SRSport Rules
Hockey

Overtime changes by competition and stage.

Hockey overtime is confusing because regular-season games often use a short overtime and shootout, while playoff games keep playing real hockey until someone scores.

Quick ruling: in the NHL regular season, tied games go to 3-on-3 overtime and then a shootout if needed; in the Stanley Cup playoffs, overtime is 5-on-5 sudden death with no shootout.
Decision path

How to read the format

  1. Identify the competition: NHL, IIHF, NCAA, youth, or another league.
  2. Check whether the game is regular season, tournament group play, knockout, or playoffs.
  3. Apply the overtime strength and period length for that stage.
  4. If the format allows a shootout, use it only after the overtime period fails to decide the game.
  5. If it is playoff sudden death, continue full overtime periods until a legal goal is scored.
NHL regular season

3-on-3, then shootout

The NHL regular season uses a short 3-on-3 sudden-death overtime.
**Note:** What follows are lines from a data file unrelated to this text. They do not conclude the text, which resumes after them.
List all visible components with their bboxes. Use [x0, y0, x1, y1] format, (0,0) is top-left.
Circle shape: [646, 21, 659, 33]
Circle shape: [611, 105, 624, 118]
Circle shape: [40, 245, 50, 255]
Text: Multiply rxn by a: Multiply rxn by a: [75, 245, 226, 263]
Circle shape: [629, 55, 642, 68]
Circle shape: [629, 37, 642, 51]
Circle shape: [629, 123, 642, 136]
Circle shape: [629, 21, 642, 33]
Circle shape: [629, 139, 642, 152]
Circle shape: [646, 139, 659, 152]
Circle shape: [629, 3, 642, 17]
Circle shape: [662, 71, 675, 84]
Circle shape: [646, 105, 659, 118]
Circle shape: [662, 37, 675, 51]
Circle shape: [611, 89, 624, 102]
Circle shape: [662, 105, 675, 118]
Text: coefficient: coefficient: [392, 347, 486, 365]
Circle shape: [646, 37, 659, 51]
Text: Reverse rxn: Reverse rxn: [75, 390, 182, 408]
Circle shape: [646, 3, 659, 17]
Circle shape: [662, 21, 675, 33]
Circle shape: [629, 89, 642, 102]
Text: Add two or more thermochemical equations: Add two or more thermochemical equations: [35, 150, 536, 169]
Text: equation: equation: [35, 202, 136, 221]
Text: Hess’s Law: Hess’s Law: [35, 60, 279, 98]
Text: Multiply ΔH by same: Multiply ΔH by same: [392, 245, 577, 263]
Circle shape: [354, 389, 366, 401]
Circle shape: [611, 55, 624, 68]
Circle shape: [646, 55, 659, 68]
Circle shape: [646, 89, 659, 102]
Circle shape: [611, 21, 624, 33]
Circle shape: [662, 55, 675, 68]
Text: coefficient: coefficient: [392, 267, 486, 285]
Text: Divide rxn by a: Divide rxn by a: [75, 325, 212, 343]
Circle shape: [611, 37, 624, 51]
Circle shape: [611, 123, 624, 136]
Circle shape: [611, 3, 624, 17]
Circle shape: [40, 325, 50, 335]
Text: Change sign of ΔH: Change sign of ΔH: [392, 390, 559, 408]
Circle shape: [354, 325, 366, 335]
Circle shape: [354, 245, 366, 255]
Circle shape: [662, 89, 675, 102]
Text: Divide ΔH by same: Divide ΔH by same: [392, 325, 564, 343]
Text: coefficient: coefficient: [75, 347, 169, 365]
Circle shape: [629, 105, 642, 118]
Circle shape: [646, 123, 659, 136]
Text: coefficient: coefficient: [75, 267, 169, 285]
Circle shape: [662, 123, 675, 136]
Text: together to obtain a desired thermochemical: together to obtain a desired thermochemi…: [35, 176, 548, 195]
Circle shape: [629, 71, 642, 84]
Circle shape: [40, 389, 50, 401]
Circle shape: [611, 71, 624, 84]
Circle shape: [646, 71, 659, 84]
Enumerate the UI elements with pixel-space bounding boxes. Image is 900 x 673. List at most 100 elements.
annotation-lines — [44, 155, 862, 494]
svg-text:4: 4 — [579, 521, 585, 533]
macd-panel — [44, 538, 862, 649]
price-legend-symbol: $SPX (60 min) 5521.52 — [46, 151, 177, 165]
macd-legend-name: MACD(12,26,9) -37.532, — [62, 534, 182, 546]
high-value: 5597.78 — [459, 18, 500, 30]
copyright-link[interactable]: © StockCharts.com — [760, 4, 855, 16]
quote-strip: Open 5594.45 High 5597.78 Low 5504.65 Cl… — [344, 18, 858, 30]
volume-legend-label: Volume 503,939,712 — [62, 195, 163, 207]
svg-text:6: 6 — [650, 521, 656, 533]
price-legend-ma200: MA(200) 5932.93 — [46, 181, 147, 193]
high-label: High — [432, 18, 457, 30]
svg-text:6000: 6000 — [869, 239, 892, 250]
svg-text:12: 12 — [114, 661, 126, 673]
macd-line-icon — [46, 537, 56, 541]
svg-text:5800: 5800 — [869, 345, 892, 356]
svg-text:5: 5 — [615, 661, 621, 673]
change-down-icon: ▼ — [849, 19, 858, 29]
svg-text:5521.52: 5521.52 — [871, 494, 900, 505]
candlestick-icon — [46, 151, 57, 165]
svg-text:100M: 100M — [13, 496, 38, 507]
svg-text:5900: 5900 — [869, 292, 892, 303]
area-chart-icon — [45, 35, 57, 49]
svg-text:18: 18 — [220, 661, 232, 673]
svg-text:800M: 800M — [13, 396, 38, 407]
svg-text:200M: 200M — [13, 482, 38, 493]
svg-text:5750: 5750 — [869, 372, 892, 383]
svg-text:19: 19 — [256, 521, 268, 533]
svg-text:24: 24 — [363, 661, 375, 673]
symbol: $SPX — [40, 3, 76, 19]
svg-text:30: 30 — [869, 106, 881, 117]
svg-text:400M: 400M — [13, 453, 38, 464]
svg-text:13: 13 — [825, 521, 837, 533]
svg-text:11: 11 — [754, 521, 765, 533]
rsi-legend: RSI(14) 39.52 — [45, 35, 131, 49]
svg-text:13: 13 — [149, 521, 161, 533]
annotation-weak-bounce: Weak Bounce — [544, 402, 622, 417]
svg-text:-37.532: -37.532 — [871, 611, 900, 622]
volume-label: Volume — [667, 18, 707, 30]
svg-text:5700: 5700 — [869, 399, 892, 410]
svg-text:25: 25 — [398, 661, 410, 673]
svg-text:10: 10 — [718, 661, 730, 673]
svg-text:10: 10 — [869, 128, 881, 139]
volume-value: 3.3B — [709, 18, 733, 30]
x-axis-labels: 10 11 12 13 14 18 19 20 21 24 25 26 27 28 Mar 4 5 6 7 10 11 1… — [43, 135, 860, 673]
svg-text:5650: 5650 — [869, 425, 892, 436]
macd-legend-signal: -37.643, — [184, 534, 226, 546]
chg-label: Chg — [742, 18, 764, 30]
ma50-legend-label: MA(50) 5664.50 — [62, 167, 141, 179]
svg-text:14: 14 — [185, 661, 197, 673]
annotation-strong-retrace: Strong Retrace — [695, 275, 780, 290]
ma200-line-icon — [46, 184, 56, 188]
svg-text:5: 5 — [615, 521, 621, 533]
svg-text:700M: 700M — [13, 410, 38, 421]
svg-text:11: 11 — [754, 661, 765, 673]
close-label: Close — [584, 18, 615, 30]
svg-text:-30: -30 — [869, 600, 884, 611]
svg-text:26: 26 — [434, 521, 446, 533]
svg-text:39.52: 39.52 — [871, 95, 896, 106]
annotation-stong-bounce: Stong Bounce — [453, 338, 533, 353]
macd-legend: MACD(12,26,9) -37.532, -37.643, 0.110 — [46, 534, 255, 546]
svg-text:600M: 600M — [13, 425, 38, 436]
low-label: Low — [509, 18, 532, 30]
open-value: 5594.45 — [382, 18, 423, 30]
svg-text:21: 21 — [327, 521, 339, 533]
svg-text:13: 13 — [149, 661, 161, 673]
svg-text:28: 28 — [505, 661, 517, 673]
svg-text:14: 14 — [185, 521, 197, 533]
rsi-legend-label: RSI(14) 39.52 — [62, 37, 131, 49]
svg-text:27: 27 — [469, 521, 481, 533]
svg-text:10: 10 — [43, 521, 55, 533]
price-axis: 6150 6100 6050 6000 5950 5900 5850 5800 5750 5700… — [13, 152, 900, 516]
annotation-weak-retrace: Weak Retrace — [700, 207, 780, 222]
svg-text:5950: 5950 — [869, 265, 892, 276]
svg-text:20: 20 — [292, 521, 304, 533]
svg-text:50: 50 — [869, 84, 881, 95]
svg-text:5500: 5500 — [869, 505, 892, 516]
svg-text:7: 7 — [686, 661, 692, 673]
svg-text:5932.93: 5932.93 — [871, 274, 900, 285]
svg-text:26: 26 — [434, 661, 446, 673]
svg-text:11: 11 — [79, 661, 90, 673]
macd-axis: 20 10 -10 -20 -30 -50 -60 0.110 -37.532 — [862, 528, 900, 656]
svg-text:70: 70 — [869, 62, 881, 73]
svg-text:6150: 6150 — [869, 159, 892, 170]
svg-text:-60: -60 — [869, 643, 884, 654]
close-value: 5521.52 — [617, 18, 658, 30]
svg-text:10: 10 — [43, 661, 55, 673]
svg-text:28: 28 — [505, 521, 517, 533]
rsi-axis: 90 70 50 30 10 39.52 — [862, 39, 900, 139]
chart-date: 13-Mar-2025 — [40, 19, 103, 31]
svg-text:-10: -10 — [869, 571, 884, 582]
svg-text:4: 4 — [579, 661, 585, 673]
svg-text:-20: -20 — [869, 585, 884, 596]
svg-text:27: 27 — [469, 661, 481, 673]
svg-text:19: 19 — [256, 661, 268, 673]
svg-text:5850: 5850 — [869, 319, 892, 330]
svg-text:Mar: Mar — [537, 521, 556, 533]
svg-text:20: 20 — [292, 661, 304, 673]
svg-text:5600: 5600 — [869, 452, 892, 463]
If no one scores, the game goes to a shootout. The winner gets the extra standings point, while the overtime or shootout loser still earns one point.

NHL playoffs

No shootouts

Playoff overtime is sudden death at full strength, played in full overtime periods until someone scores. There is no shootout, and there are no ties.

Shootouts

Not the same as penalty shots

  • Format device: a shootout is used to decide a tied game after overtime in competitions that allow it.
  • Scoring: the shootout winner gets the game result, but individual shootout goals are not treated like normal game goals for every statistical purpose.
  • Order and eligibility: shooter rules depend on the competition's shootout procedure.
Common argument

"Why no shootout in the playoffs?"

Playoff hockey is designed to be decided by normal team play, not a skills contest. That is why postseason games continue through additional overtime periods until a goal is scored.